The Tyrant’s Daughter

The Tyrant's Daughter

By: J.C. Carleson

With my ever growing list of books that I want to read, I feel like every review I write starts with the statement that it is a book I have wanted to read for some time, so even though this is true, I will skip saying it about this book. I don’t even remember when I first heard about this book, but I couldn’t wait for it to come in our order so that I could get my hands on it. However, another issue I run into with my job is that I put all sorts of books on a fictional “I can’t wait to read this book” list and then I promptly forget about all the books I want to read. So as I was browsing the shelves during a spine poetry lesson before Winter Break, I once again stumbled upon this book and quickly grabbed it to take home. And I am glad I did!

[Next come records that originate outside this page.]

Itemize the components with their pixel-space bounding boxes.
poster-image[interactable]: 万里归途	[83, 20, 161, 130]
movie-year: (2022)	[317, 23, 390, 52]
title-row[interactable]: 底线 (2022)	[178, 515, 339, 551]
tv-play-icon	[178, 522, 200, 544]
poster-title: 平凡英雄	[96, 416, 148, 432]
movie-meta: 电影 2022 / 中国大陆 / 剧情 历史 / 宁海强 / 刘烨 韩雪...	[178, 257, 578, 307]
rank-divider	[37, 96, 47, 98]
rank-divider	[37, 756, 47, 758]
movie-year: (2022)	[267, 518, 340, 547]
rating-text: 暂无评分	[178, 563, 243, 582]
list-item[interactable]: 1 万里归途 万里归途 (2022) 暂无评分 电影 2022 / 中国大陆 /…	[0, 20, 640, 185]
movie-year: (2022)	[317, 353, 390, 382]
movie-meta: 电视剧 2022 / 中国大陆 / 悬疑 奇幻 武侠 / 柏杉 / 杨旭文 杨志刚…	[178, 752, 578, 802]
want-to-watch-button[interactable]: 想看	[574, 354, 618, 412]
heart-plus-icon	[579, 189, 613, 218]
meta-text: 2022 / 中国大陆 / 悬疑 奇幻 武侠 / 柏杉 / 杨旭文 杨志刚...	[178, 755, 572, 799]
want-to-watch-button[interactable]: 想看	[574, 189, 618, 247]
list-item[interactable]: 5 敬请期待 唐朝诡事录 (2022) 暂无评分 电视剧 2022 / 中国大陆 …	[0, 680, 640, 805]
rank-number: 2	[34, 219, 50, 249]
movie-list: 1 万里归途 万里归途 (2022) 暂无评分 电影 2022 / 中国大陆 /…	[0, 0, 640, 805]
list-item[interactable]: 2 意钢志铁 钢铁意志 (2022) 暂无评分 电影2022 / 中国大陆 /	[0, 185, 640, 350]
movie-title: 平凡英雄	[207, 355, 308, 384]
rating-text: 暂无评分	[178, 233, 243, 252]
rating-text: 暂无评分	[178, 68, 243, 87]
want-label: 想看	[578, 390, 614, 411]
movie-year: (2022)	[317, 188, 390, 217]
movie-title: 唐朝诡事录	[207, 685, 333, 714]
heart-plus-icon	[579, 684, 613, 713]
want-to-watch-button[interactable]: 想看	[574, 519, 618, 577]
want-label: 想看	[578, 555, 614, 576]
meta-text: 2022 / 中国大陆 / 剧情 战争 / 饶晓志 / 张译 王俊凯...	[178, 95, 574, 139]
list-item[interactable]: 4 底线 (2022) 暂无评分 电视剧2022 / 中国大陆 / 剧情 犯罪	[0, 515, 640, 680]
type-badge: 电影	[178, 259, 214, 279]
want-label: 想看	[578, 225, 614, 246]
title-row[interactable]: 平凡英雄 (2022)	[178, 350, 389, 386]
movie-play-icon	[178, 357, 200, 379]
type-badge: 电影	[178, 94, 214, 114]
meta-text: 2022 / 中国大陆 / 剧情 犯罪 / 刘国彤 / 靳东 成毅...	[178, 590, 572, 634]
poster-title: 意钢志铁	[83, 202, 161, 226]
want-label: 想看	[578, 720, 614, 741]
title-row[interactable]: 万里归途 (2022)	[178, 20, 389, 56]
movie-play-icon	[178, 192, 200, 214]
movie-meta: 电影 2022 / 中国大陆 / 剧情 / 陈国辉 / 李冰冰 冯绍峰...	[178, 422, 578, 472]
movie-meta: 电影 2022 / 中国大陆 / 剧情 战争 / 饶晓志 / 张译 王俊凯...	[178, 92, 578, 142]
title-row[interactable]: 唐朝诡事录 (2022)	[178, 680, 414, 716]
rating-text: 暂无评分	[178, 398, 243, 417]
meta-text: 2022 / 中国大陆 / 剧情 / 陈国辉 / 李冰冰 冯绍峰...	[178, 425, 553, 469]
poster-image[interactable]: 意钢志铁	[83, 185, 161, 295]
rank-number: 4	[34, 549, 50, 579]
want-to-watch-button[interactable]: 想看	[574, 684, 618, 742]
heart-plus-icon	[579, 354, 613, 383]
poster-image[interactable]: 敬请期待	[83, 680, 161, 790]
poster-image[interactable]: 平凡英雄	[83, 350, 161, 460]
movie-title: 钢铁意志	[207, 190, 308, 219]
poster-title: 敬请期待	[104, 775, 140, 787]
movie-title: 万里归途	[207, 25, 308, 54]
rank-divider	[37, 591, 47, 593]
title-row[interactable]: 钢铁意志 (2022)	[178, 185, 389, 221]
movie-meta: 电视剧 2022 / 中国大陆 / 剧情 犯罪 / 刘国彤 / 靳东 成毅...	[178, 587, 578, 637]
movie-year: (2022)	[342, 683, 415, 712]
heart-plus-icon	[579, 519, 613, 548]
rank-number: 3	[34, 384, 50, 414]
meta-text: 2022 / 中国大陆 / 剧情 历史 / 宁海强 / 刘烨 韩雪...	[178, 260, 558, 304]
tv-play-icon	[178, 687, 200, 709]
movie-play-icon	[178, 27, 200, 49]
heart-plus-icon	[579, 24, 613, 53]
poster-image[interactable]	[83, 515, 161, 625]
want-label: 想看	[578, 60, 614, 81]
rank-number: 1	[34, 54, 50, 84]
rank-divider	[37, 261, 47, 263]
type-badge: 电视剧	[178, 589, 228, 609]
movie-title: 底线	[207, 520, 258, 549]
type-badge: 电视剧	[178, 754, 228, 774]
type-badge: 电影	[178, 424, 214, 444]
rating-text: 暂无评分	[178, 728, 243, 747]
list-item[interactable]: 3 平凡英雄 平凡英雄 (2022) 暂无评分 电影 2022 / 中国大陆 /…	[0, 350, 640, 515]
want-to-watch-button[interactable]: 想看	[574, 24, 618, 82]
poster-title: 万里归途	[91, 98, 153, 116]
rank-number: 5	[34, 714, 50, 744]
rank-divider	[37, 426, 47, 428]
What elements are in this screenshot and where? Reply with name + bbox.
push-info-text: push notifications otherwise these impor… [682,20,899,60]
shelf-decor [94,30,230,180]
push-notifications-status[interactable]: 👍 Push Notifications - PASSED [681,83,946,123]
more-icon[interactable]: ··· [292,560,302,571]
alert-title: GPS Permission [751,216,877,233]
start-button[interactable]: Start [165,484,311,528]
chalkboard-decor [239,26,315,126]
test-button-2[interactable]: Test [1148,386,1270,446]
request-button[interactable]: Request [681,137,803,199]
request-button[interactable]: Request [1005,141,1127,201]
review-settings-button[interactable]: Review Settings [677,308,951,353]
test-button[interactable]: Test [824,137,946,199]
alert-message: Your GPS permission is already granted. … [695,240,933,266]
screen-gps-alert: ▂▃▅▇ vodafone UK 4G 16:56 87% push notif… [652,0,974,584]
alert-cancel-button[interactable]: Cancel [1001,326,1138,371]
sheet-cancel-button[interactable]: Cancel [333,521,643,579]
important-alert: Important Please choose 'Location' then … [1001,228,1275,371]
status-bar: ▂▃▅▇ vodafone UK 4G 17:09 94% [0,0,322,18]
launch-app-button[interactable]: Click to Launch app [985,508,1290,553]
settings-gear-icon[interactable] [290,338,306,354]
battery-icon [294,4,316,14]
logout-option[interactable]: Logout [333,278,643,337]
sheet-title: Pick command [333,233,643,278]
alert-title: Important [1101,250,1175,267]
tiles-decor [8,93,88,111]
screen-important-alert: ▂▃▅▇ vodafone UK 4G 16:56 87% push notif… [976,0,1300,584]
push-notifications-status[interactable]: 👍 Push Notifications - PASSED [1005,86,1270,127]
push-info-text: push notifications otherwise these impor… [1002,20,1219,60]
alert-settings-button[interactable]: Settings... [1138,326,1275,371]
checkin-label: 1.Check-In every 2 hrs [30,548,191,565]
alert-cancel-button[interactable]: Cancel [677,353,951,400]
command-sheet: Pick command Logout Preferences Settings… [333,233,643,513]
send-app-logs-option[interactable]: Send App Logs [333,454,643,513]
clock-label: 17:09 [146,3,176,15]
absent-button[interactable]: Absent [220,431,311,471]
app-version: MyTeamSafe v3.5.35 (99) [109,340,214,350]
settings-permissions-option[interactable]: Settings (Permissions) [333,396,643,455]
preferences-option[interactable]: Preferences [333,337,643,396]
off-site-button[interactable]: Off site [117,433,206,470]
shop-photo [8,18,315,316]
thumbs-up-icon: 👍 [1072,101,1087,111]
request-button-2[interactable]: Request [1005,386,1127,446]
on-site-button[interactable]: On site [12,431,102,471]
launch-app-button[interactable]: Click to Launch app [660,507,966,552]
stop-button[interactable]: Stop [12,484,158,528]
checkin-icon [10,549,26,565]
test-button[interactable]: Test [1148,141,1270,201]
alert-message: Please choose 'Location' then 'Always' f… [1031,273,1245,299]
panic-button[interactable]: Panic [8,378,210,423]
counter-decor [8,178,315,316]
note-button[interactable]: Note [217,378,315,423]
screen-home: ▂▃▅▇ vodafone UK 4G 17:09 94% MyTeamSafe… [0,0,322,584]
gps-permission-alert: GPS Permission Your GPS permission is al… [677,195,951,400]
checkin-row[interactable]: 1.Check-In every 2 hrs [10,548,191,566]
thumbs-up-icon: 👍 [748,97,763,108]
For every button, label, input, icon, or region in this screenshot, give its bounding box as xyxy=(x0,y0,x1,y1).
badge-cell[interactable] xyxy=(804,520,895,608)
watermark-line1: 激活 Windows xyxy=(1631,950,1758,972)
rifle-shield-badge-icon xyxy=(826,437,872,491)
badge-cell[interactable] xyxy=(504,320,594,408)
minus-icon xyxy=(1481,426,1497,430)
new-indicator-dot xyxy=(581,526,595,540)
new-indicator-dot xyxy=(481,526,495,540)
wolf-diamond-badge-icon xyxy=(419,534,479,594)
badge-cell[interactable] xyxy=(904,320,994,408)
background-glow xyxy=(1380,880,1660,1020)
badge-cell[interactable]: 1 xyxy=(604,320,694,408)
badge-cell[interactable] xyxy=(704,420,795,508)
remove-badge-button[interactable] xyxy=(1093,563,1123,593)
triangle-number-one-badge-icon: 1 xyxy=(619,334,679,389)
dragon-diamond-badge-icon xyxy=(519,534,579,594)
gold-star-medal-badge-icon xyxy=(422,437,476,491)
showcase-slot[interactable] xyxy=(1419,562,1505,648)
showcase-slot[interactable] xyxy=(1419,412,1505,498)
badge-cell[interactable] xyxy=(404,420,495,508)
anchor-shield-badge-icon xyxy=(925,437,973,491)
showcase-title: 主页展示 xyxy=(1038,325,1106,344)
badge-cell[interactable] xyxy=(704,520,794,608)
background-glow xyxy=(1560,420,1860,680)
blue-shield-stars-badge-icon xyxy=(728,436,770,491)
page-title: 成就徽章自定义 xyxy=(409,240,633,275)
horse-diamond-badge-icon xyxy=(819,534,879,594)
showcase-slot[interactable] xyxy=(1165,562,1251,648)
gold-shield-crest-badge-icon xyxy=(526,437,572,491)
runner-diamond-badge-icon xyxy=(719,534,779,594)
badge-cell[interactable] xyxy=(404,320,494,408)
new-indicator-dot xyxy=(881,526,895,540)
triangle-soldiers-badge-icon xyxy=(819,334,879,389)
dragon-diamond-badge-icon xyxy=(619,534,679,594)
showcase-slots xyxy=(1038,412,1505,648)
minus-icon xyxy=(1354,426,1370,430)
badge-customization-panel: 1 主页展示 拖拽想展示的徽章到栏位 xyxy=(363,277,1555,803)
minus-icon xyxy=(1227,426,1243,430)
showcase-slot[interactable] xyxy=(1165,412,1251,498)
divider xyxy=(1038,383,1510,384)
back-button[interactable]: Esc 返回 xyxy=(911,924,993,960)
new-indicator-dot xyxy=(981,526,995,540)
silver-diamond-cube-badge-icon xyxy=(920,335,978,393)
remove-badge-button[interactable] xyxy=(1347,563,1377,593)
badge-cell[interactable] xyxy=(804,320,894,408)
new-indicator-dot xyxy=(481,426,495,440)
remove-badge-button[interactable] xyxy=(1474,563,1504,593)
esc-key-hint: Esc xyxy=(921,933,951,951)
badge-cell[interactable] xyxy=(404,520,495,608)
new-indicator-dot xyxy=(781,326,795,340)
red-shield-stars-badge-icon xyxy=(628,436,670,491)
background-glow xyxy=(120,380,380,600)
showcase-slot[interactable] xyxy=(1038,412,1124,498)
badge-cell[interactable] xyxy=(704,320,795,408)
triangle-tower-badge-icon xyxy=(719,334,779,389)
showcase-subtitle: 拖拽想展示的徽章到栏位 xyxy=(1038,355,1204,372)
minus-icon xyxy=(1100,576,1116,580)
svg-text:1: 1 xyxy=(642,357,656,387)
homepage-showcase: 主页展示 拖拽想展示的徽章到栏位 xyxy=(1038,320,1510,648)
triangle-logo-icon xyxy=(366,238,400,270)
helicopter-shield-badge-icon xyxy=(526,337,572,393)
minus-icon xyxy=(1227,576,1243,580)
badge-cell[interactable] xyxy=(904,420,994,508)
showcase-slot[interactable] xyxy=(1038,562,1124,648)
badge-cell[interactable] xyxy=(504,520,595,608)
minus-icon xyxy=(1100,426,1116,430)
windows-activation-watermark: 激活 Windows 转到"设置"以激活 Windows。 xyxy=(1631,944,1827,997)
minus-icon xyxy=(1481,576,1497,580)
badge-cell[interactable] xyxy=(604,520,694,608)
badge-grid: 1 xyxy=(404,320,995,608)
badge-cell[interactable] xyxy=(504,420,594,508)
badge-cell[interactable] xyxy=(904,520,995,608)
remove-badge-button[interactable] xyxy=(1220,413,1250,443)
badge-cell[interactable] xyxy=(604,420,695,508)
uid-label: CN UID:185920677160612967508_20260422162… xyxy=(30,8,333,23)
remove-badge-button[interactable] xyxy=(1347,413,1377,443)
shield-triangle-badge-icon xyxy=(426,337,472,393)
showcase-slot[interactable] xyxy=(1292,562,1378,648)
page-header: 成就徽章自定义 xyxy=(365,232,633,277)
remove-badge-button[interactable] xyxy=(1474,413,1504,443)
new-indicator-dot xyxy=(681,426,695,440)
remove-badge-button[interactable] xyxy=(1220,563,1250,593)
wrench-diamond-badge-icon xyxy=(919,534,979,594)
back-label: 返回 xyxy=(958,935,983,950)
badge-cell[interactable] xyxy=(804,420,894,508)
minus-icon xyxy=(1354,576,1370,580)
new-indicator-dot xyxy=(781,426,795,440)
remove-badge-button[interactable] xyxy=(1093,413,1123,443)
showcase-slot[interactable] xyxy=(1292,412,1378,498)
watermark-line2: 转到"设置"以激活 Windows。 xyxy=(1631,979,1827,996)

This is a fantastic book about a topic we hear about every day on the news, but from a very different perspective. The main character is the king’s daughter. The author never states exactly where the family is from, and is sure to explain this literary choice in an author’s note at the end of the story. However, the war, death, and damage to the country is universal to many countries around the world today. Being that the story is told from the perspective of the king’s daughter in a culture where women are not in the know, the reader learns about the events and tragedies that the country has suffered as Laila learns about them. She eventually learns that her father was not exactly the man that she thought he was and he caused many of his people to suffer during his reign. She moves to America with her family and learns during her time here that she never really truly belongs. But many things need to change before she and her family can even consider going back and reclaiming what is rightfully theirs. Through all this change, she also finds out her mother is not exactly the woman she thought she was. She is tougher, but also more fragile. She learns much about herself through the story. It was eye opening to me as a reader, and I know I will be watching the news with a different viewpoint from now on because of it.

Although the author claims that the story is fiction, it is definitely based in fact. Insert the name of any country in the Middle East right now, and this story would fit their history. And although I know that there is death and senseless killing, all these people have families and that is the perspective that I will now have. What a wonderful read!